Sharon Salzberg has been practicing and studying Buddhism for more than 30 years. A renowned spiritual leader and meditation instructor, she is the cofounder of the Insight Meditation Society and the Barre Center for Buddhist Studies. The message in her latest book, "Faith," offers insight to practitioners of any religious tradition.

What does faith mean to you?

Faith means several different things to me. It means having the courage to go forward into the unknown. I think we spend so much of our lives trying to pretend that we know what's going to happen next. In fact we don't. To recognize that we don't know even what will happen this afternoon and yet having the courage to move forward--that's one meaning of faith.

Another meaning of faith is an engaged and open-hearted participation in life; it's not standing on the sidelines. So for example we might think that realization, compassion, or any of the beautiful qualities that spiritual traditions talk about are for others but not for us. To step right into the center of that possibility to see how we might evolve, the goodness that we might manifest--that's faith.

The way I use the word "faith" is not in terms of a belief system. When I started talking about faith I got many varied reactions from my students including a great deal of dismay.

As you quote your students in the book, "We came to Buddhism to get away from all this shit"

Right! I think so many people tend to think of faith as blind adherence to a dogma or unquestioned surrender to an authority figure, and the result is losing self-respect and losing our own sense of what is true. And I don't think of faith in those terms at all. I think we all have tremendous resources of faith within, that we can have an empowered faith, an idea of faith that's fresh and vibrant, and our own. So I wanted to write the book in part to help reclaim the word.

The traditional meaning in Pali is "to offer your heart, to place your heart." It is actually a verb, it's an action that we take. So the action of faith is that of opening, of connecting, of participating, and of moving forward.

It's also faith in an interconnected universe. That we are not alone no matter how alone we might feel. That what happens to us, what we do is part of the larger fabric of life. So what we care about, the actions that we take are very important because they ripple out throughout these threads of connection.

Would you say that faith is more important than beliefs?

There's a distinction that can be drawn. My understanding of beliefs is that they come from outside of us, from another person, tradition, or heritage; and that beliefs often attempt to make a known of the unknown. It's crafting a sense of certainty.

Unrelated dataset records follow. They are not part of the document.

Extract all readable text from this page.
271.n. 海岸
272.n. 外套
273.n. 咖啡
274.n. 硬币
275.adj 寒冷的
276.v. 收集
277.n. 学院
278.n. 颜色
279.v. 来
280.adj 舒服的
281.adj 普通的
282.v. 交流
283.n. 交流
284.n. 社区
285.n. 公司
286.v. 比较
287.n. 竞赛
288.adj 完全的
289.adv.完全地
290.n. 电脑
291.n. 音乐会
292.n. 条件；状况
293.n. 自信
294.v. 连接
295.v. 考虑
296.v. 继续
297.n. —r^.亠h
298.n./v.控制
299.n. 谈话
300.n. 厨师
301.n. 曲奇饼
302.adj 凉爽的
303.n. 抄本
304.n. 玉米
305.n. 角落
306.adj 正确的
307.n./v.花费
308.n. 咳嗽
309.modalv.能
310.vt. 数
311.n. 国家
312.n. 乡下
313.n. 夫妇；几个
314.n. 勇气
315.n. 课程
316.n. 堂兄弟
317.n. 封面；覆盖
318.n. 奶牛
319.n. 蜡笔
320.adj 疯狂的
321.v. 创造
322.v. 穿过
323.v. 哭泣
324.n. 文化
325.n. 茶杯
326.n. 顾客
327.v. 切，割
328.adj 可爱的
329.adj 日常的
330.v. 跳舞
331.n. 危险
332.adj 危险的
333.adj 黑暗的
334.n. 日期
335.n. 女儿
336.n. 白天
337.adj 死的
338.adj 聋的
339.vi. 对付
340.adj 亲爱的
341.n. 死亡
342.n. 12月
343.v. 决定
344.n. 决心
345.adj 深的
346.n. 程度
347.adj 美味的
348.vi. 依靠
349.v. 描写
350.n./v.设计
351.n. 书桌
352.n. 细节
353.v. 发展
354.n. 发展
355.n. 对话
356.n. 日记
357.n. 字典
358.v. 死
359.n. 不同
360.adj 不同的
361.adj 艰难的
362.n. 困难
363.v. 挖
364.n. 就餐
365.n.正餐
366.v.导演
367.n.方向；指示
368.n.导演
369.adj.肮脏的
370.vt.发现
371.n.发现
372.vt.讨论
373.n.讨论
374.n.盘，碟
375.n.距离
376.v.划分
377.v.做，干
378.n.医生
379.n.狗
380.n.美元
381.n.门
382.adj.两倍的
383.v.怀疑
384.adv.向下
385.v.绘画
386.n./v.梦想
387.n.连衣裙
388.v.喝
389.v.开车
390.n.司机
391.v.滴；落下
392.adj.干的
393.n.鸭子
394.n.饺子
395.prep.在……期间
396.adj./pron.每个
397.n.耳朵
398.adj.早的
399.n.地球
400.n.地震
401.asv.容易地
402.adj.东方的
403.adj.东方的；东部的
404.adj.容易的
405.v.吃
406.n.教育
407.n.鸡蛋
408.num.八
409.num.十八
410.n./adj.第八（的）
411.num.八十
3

Faith, on the other hand, isn't a definition of reality but an active, open state that enables us to be willing to explore life and to meet what comes to us. So with faith we can move forward into the unknown, which is the truth of things--without pulling back or without closing our hearts.

The example from Buddhist tradition is of looking at the sky through the straw. We each look at the sky through our particular straw and we think, "Wow, how big, that's really vast." And we get attached to our straw and we compare our straws to other people's: "Mine's wider, mine has a better design on it." We hold on very tightly to the straw--that's like holding onto a belief--it's just one angle on the truth. It takes a lot of courage and a lot of faith actually to let go of that straw and just look nakedly at the sky. Then we say, "Oh, that's really big!"

From the Buddhist point of view the distinction between faith and belief would lie in the injunction to test what we are told. This is what the Buddha is so famous for saying: Don't believe anything just because I've said it. Put it into practice and see for yourself if it's true. See for yourself if a belief--this way of holding the world, this vision, this idea--actually decreases grasping and delusion and hatred or see if it increases it.

Is this what you mean by "verifying faith"?

In the Buddhist tradition-- I think this idea of faith does cut across traditions and cultures and belief systems, but that's my language--we talk about 3 levels of faith. The first being 'bright faith' which is when we're intoxicated with a teacher or a new way of looking at life. Suddenly we feel uplifted; it's like falling in love--and we all go through that state, hopefully, where we have that kind of inspiration and opening happening.